It takes a truly creative mind to conjure up a new technique on an age-old art like painting. Artist Allison Cortson doesn't simply paint with acrylics and oils. This innovative painter produces works made with dust. Her ongoing series of aptly titled Dust Paintings began several years ago, only now beginning to gain recognition for their unique contents.
The Los Angeles-based artist's large-scale paintings blend several materials, requiring a few meticulous steps to retain its composition. Firstly, Cortson collects dust from the living space of her portraiture's subjects through their vacuum. This dust accumulation process spans over the course of several months, being that her paintings are so massive in size, some reaching nearly 70 inches in length. After the precise collection, Cortson paints the subject with oil paints while reserving the accrued dust for the rest of the image. She explains, “I sprinkle [the dust] on the canvas and manipulate with a brush. When finished the dust is coated with an acrylic sealer.”

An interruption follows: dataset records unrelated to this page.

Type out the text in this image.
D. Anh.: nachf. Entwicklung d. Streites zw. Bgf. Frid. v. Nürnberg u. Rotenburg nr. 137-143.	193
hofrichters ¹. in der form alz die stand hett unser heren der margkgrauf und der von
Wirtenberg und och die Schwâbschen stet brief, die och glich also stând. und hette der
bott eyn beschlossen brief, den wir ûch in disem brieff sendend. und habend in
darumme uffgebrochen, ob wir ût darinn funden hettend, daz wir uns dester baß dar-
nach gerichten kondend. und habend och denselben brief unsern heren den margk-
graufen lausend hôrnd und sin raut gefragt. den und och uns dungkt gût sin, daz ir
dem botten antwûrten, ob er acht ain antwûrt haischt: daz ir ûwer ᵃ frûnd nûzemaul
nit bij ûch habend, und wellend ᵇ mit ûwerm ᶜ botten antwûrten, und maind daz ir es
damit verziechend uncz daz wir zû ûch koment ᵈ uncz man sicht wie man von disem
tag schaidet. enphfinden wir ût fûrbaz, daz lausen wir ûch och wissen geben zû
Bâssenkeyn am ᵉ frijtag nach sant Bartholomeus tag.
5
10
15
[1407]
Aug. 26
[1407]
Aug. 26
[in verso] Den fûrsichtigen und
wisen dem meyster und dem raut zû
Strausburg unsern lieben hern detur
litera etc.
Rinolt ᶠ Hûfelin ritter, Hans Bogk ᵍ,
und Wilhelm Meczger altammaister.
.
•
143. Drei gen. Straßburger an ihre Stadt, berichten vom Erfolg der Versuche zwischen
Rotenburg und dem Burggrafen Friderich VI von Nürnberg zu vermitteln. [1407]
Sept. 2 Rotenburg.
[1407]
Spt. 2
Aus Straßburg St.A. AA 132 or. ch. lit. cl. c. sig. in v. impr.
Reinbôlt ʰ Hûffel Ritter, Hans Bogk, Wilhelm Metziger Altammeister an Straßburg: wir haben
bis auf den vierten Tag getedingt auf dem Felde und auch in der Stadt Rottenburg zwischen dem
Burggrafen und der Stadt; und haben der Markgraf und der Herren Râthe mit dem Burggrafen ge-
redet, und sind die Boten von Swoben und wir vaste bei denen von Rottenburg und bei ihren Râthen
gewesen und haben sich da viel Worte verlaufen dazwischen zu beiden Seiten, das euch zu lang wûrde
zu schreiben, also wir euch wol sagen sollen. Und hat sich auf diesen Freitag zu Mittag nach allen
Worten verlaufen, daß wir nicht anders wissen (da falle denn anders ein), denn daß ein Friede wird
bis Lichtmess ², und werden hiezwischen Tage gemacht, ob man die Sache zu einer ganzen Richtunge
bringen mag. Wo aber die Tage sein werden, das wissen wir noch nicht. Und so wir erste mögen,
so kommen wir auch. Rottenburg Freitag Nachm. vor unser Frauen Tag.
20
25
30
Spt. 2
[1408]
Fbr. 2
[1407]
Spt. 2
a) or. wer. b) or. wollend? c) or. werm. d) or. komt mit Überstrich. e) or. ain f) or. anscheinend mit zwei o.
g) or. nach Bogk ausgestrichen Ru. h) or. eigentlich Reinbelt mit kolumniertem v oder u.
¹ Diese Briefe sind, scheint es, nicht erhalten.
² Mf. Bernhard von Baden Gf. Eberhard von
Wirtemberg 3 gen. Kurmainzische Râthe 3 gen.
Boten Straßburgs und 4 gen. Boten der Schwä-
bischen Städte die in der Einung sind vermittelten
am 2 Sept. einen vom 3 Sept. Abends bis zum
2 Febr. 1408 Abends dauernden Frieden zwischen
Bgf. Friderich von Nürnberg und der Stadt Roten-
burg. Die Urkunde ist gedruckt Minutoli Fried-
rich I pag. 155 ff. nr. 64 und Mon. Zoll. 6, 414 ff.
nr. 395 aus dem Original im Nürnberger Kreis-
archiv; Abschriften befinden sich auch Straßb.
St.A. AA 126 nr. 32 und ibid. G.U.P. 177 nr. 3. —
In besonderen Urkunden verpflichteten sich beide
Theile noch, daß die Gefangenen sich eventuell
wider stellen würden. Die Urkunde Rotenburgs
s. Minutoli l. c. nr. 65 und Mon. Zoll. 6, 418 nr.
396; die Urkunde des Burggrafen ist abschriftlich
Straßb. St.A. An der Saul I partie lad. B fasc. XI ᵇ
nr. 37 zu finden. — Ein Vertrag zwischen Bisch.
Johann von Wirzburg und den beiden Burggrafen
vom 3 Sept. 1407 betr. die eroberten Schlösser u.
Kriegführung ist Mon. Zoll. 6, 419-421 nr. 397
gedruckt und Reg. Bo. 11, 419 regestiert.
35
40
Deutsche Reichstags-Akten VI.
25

The idea behind the series is that “matter is mostly empty space.” It's an interesting concept that Cortson tackles in a highly creative way. Like dust, “things” just take up space. They are not organic entities that enrich or alter a life on their own. It is through interactivity, initiated by the living, that a “thing” provides value. That all being said, I keep thinking in the back of my mind about a random trivia fact I have acquired and can't seem to shake: a large percentage of dust is comprised of dead, discarded skin. In an ironic way, the background is part of each of the subjects.